Le véhicule se met alors en marche, pour le plus grand bonheur des enfants assis à bord du véhicule.

Le père bénédictin venait de leur annoncer son intention de se rendre au lac Turkana pour une baignade. Ses paroles ont suscité l'euphorie des enfants, qui l'ont supplié de leur faire une place dans son véhicule.

Ce bénédictin est pourtant de noble extraction. À sa naissance, en 1957, il s'appelait Franz-Josef, prince de Bavière. Bien qu'il soit issu d'une lignée royale, il affirme avoir vécu une enfance tout à fait normale, en compagnie de ses six frères et sœurs. Il se souvient s'être assis tout près de son grand-père, dans une pièce remplie de jouets, et l'avoir entendu raconter les pérégrinations d'un ami de la famille, missionnaire en Papouasie-Nouvelle-Guinée.
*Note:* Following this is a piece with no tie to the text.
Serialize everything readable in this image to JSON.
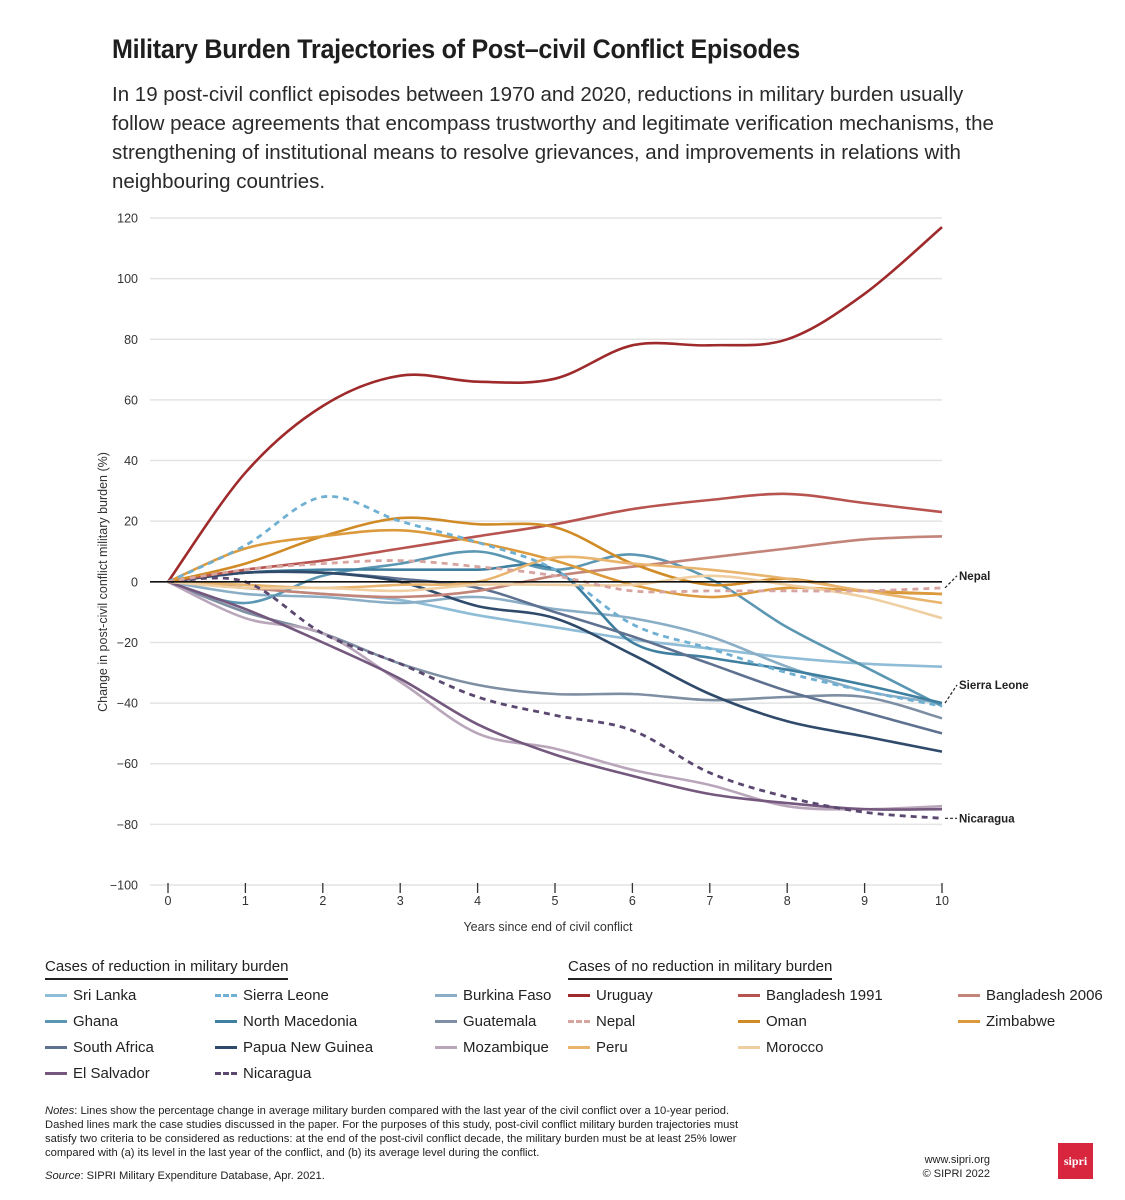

Dès cette époque, le jeune Franz-Josef s'est mis à caresser le rêve de devenir missionnaire.

C'est à l'abbaye de Saint-Odile (Sankt Ottilien), en Haute-Bavière, qu'il a prononcé ses vœux, faisant aussitôt sienne la «devise» officieuse des bénédictins: ora et labora, c'est-à-dire prière et travail. Depuis qu'il habite avec les membres de la nation Daasanach, au Kenya, ora et labora est devenu une espèce de mantra pour le père Florian. Au cours des dix années passées à leurs côtés, il a observé chez ceux-ci des transformations subtiles, souvent bénéfiques.

Acqueduc, mécanique et école

C'est en 2002 qu'il est arrivé à Illeret. Au départ, il devait s'agir d'un avant-poste missionnaire du diocèse de Marsabit; avant-poste qu'il espérait voir se transformer en paroisse en bonne et due forme. Cette paroisse est désormais érigée canoniquement sous le nom de Saint-Pierre-le-Pêcheur. L'église paroissiale est installée sur une petite colline qui surplombe la ville et à partir de laquelle on peut voir le lointain lac Turkana.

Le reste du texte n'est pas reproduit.